With Vasiliu's PED, a simulation-based tuning procedure eliminates the need for cross-validation, he explained. In a separate publication currently available on ArXiv and awaiting peer review, Vasiliu and colleagues showed that PED compared favorably to similar methods such as elastic net, Lasso, SIS, and ISIS.
In their PLoS study, he and Saha then applied the method to a microarray dataset from research in Saha's lab examining how X. laevis embryos respond over time to alteration of the Notch signaling pathway. In a previous analysis of this dataset, only six samples total, using a method called limma (linear models for microarray analysis), the researchers had found that only a small number of genes were differentially expressed, and none significantly.

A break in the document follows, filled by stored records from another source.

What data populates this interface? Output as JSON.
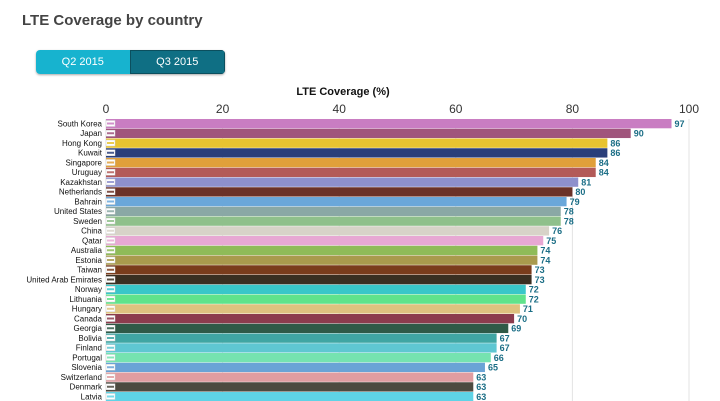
{
  "page": {
    "title": "LTE Coverage by country",
    "tabs": [
      {
        "label": "Q2 2015",
        "active": false
      },
      {
        "label": "Q3 2015",
        "active": true
      }
    ]
  },
  "chart_data": {
    "type": "bar",
    "orientation": "horizontal",
    "xlabel": "LTE Coverage (%)",
    "xlim": [
      0,
      100
    ],
    "xticks": [
      0,
      20,
      40,
      60,
      80,
      100
    ],
    "grid": true,
    "categories": [
      "South Korea",
      "Japan",
      "Hong Kong",
      "Kuwait",
      "Singapore",
      "Uruguay",
      "Kazakhstan",
      "Netherlands",
      "Bahrain",
      "United States",
      "Sweden",
      "China",
      "Qatar",
      "Australia",
      "Estonia",
      "Taiwan",
      "United Arab Emirates",
      "Norway",
      "Lithuania",
      "Hungary",
      "Canada",
      "Georgia",
      "Bolivia",
      "Finland",
      "Portugal",
      "Slovenia",
      "Switzerland",
      "Denmark",
      "Latvia"
    ],
    "values": [
      97,
      90,
      86,
      86,
      84,
      84,
      81,
      80,
      79,
      78,
      78,
      76,
      75,
      74,
      74,
      73,
      73,
      72,
      72,
      71,
      70,
      69,
      67,
      67,
      66,
      65,
      63,
      63,
      63
    ],
    "colors": [
      "#c97dc2",
      "#a0557c",
      "#e8c330",
      "#2a3f7a",
      "#e0a03a",
      "#b35a58",
      "#8e90cc",
      "#6b3228",
      "#6aa7da",
      "#8aa8a5",
      "#8fc08b",
      "#d7d3c8",
      "#e7a8d3",
      "#8fbb58",
      "#a99a4d",
      "#7a3c1c",
      "#3a2f22",
      "#39c7c9",
      "#5fe38b",
      "#dec27f",
      "#8c3c4d",
      "#2f5a47",
      "#40a6a3",
      "#5fc7d2",
      "#75e3b0",
      "#6aa3d6",
      "#e19da1",
      "#4d4a40",
      "#5ed3e6"
    ]
  }
}
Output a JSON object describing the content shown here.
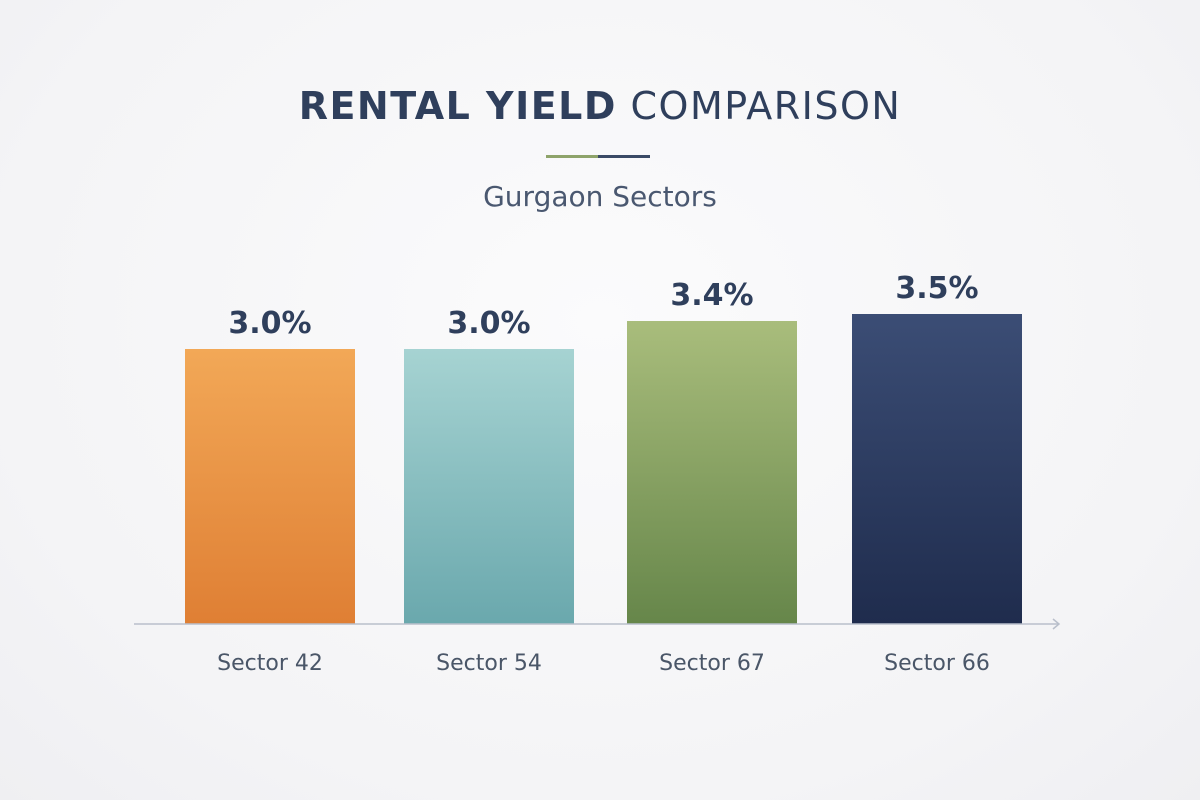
{
  "header": {
    "title_bold": "RENTAL YIELD",
    "title_light": "COMPARISON",
    "subtitle": "Gurgaon Sectors"
  },
  "chart_data": {
    "type": "bar",
    "title": "RENTAL YIELD COMPARISON",
    "subtitle": "Gurgaon Sectors",
    "categories": [
      "Sector 42",
      "Sector 54",
      "Sector 67",
      "Sector 66"
    ],
    "values": [
      3.0,
      3.0,
      3.4,
      3.5
    ],
    "value_labels": [
      "3.0%",
      "3.0%",
      "3.4%",
      "3.5%"
    ],
    "unit": "%",
    "xlabel": "",
    "ylabel": "",
    "grid": false,
    "legend": "none",
    "bar_colors": [
      [
        "#f2a857",
        "#df7f34"
      ],
      [
        "#a6d3d2",
        "#6aa8ad"
      ],
      [
        "#a9bd7c",
        "#66864a"
      ],
      [
        "#3b4d75",
        "#1f2c4d"
      ]
    ],
    "axis_color": "#b9bfcb"
  }
}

However, some of the genes with the lowest p-values — the closest to statistical significance — were known to be regulated by the Notch signaling pathway, suggesting that limma may have underrepresented them.
"We expected certain results based on the published literature for the control part of [our] experiment," Saha said. "When it came back and we looked at unadjusted P values, it looked like the genes we expected to be differentially expressed were, but when we corrected for multiple hypotheses — given we had 30,000-plus genes in there — virtually nothing came back as significant."
When the team applied Vasiliu's PED-regression-based method, they found that it labeled as differentially expressed all the same genes that limma did, and identified additional differentially expressed genes for further investigation.
The method also labeled many more genes differentially expressed in the array data than it did in permuted controls, evidence that it's unlikely that the classifier's calls were random.
According to Vasiliu, while one of the PED method's main advantages is enabling penalized regression analysis in sample sets too small for the cross-validation necessary with other approaches, it could also be useful for larger studies, like GWAS, where other techniques have still failed to identify disease-linked or otherwise differentially expressed genes.
Vasiliu said said his team's ArXiv publication provides early evidence that the method could help resolve the complex correlation structures that can characterize GWAS data, and the researchers hope to have the chance to give it a real-world test in this area to confirm its utility and accuracy.
Saha, meanwhile, said her lab is now planning to apply PED regression to RNA-seq experiments, which can mean even smaller numbers of tested samples.